Spouses and producing partners Bertram van Munster and Elise Doganieri take a break during a photo shoot at the “Amazing Race” headquarters in El Segundo, Calif., to discuss how this year's global adventure begins.
“We start here in Los Angeles at the (Griffith) Observatory,” van Munster says. “They have to get in cars, and there's two ways out. One way is blocked, and the other one, you go straight out. Of course, four or five people are going to drive straight into the blocked street.”
Then, after braving Los Angeles traffic to catch a plane, the contestants head off to Bora Bora in French Polynesia — but there aren't exactly a beach chair and an umbrella drink waiting for them.
“They have to go up in a helicopter,” says van Munster, “over the island of Bora Bora.
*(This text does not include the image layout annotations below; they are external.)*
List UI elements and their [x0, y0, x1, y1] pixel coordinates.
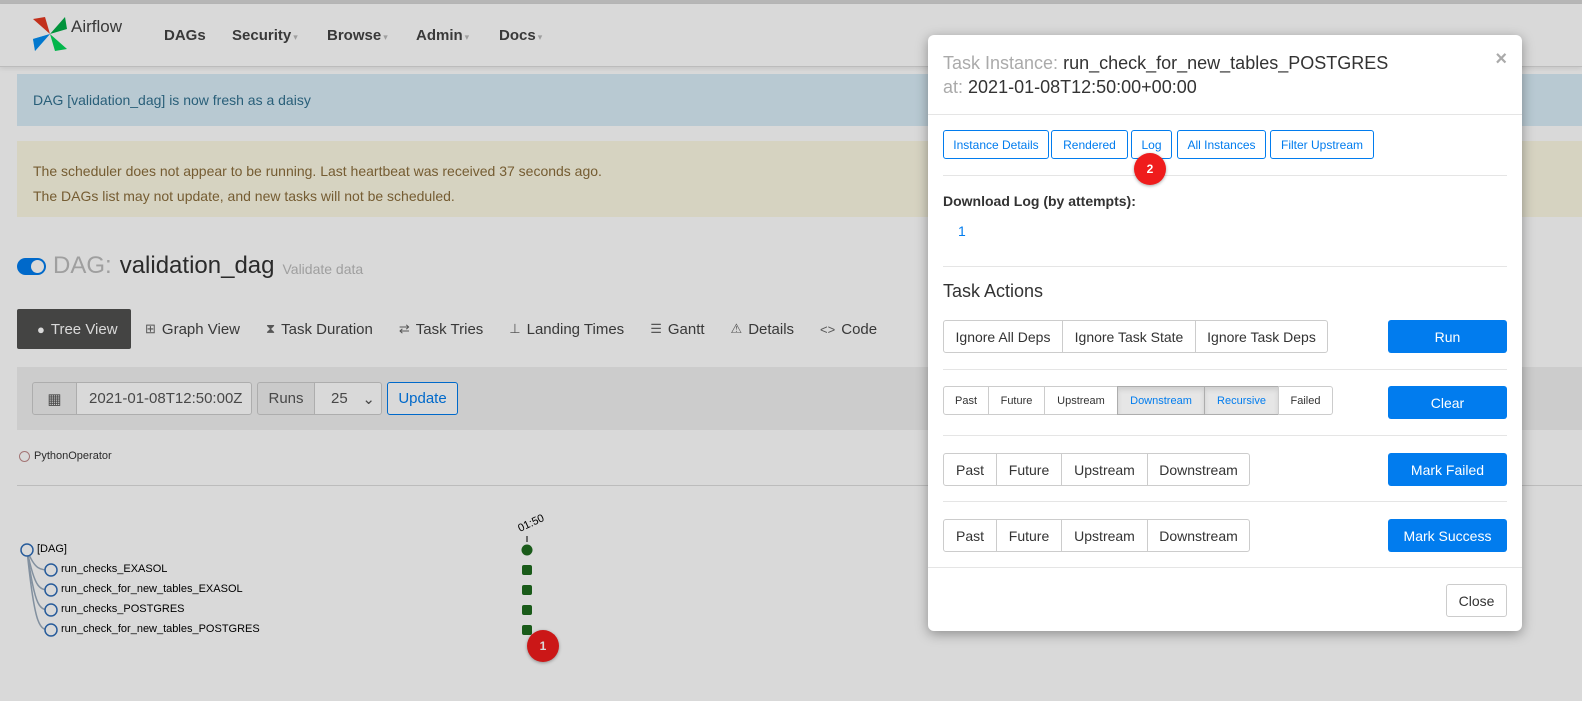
divider: [943, 435, 1507, 436]
title-prefix: Task Instance:: [943, 53, 1059, 73]
task-id: run_check_for_new_tables_POSTGRES: [1063, 53, 1389, 73]
modal-title: Task Instance: run_check_for_new_tables_…: [943, 51, 1388, 99]
modal-footer-divider: [928, 567, 1522, 568]
mark-failed-options-group: Past Future Upstream Downstream: [943, 453, 1250, 486]
modal-header: Task Instance: run_check_for_new_tables_…: [928, 35, 1522, 115]
all-instances-button[interactable]: All Instances: [1177, 130, 1266, 159]
clear-options-group: Past Future Upstream Downstream Recursive Fai…: [943, 386, 1333, 415]
run-options-group: Ignore All Deps Ignore Task State Ignore T…: [943, 320, 1328, 353]
divider: [943, 369, 1507, 370]
success-option-downstream[interactable]: Downstream: [1147, 519, 1250, 552]
divider: [943, 175, 1507, 176]
task-actions-heading: Task Actions: [943, 281, 1044, 301]
log-attempt-link[interactable]: 1: [958, 223, 966, 239]
success-option-past[interactable]: Past: [943, 519, 997, 552]
divider: [943, 501, 1507, 502]
close-icon[interactable]: ×: [1495, 48, 1507, 71]
failed-option-upstream[interactable]: Upstream: [1061, 453, 1148, 486]
clear-option-upstream[interactable]: Upstream: [1044, 386, 1118, 415]
run-button[interactable]: Run: [1388, 320, 1507, 353]
clear-option-recursive[interactable]: Recursive: [1204, 386, 1279, 415]
run-option-ignore-task-deps[interactable]: Ignore Task Deps: [1195, 320, 1328, 353]
success-option-future[interactable]: Future: [996, 519, 1062, 552]
at-prefix: at:: [943, 77, 964, 97]
clear-option-future[interactable]: Future: [988, 386, 1045, 415]
failed-option-future[interactable]: Future: [996, 453, 1062, 486]
task-instance-modal: Task Instance: run_check_for_new_tables_…: [928, 35, 1522, 631]
success-option-upstream[interactable]: Upstream: [1061, 519, 1148, 552]
close-button[interactable]: Close: [1446, 584, 1507, 617]
step-badge-2: 2: [1134, 153, 1166, 185]
clear-option-failed[interactable]: Failed: [1278, 386, 1333, 415]
rendered-button[interactable]: Rendered: [1051, 130, 1128, 159]
failed-option-downstream[interactable]: Downstream: [1147, 453, 1250, 486]
clear-button[interactable]: Clear: [1388, 386, 1507, 419]
divider: [943, 266, 1507, 267]
run-option-ignore-task-state[interactable]: Ignore Task State: [1062, 320, 1196, 353]
failed-option-past[interactable]: Past: [943, 453, 997, 486]
download-log-label: Download Log (by attempts):: [943, 193, 1136, 209]
mark-failed-button[interactable]: Mark Failed: [1388, 453, 1507, 486]
clear-option-downstream[interactable]: Downstream: [1117, 386, 1205, 415]
instance-details-button[interactable]: Instance Details: [943, 130, 1049, 159]
filter-upstream-button[interactable]: Filter Upstream: [1270, 130, 1374, 159]
execution-date: 2021-01-08T12:50:00+00:00: [968, 77, 1197, 97]
mark-success-button[interactable]: Mark Success: [1388, 519, 1507, 552]
clear-option-past[interactable]: Past: [943, 386, 989, 415]
run-option-ignore-all-deps[interactable]: Ignore All Deps: [943, 320, 1063, 353]
mark-success-options-group: Past Future Upstream Downstream: [943, 519, 1250, 552]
The helicopter starts in midair, hovers, and then they have to jump out. That is very intimidating. They know nothing in advance. They realize it once they're up there.
“Going up in a helicopter, hovering at 10,000 feet and jumping over an island that's basically a dot in the ocean, not knowing where you're going to land with this thing, it's daunting. So, I must say, they all did it. They screamed their little hearts out on the way down.”
After a couple of shows around French Polynesia, the 11 teams then head to New Zealand, where they participate in a shemozzle race. What, you ask, is a shemozzle race? If you've seen the movie “Babe,” which was shot in New Zealand, it may look familiar.
“It's the roadblock,” Doganieri says. “It's a farmers obstacle course. Farmers run with their sheepdogs. So we had the contestants do this course with a dog, which was so much fun.”
Incidentally, there's one new twist this year. The first team to check in at the first pit stop will earn two “Express Passes” — one to keep and one that must be given to another team by the end of the fourth leg of the race.